O alambique do Vô Zeca
Cachaça artesanal produzida pela quarta geração da família Souza simboliza a resistência de um estilo de vida secular junto à cachoeira do Macacu
Não faz muito, um homem de negócios estacionou seu carro na rua íngreme de chão batido em frente ao Engenho de Farinha e Alambique Vô Zeca.
O executivo acabara de cruzar a estrada poeirenta que liga as dunas do Siriú à Cachoeira do Macacu, na zona rural de Garopaba, litoral sul de Santa Catarina.
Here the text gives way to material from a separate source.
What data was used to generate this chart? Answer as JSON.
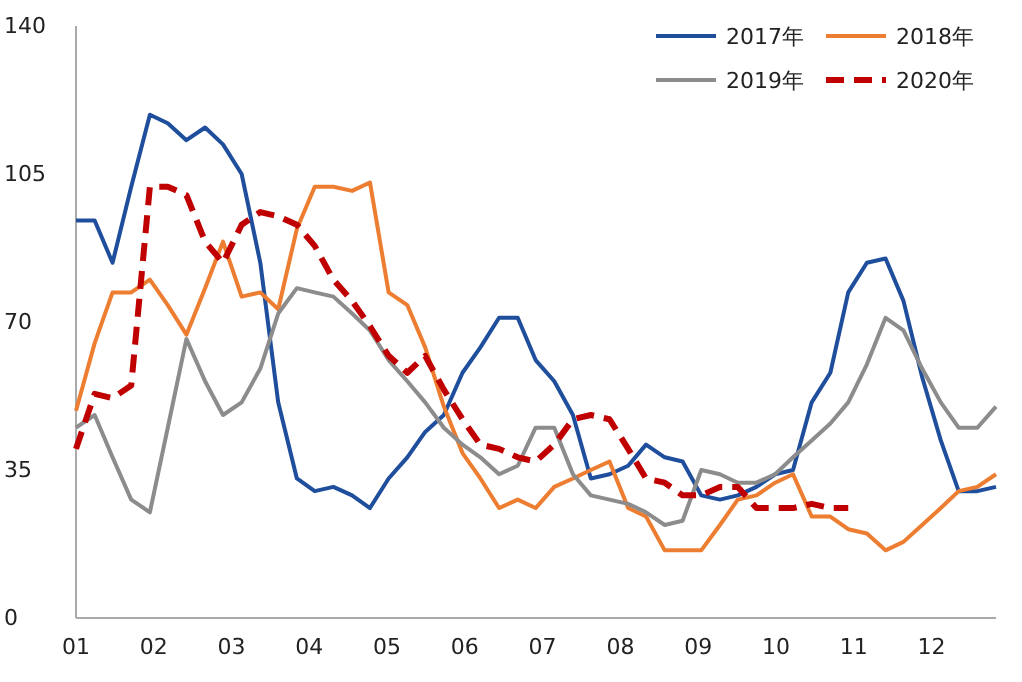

Estava ali para apresentar uma proposta tentadora: exportar para os principais mercados do mundo a cachaça produzida de forma artesanal há quatro gerações pela família de José Constâncio de Souza, o Vô Zeca, de 90 anos.
Quem recebeu o rapaz foi Joaquim, o Biluca, o mais velho dos filhos do proprietário do alambique – no total, são quatro homens e duas mulheres, além do sobrinho criado por Zeca desde os cinco meses de idade.
Com a voz mansa, a mesma com que recebe diariamente turistas vindos não só de outras regiões do Brasil, mas também das Américas do Sul e do Norte e da Europa, para comprar ou simplesmente degustar a aguardente, Biluca recusou a oferta.
– Ia dar um dinheirinho, mas aí você não ia vir aqui e não estaríamos conversando agora, explica o primogênito de Zeca ao repórter.
Antes, quem mostrava aos visitantes, passo a passo, o processo de fabricação da cachaça era a esposa de Zeca, dona Nézia, que foi vítima de um AVC em maio do ano passado. Se estivesse viva, ela teria completado 82 anos no último dia 24 de fevereiro.
Muito ativa e determinada, Nézia tinha uma memória privilegiada – quando morreu, uma vizinha ainda comentou:
– Lá se foi o computador da comunidade.
Outra virtude de Nézia era a facilidade com que se comunicava com todos ao seu redor, sempre de forma simples e direta. O gosto pela prosa ela transmitiu aos filhos, como relata Biluca:
– A gente não tem vergonha de falar o que sabe e o que sente, e é assim que tem que ser, diz ele.
Mas não foi só o receio de perder a oportunidade de jogar conversa fora com os clientes que visitam o alambique o motivo pelo qual a família Souza não aceitou a proposta de exportação da cachaça.
Mais que isso, foi a percepção intuitiva de que sujeitar-se a um ritmo de produção industrial poderia comprometer não só a qualidade artesanal da pinga, mas principalmente um estilo de vida secular, cujo alicerce é feito de paz e sossego.
– Tu não queres?, indagou o executivo, incrédulo, assim que ouviu a recusa.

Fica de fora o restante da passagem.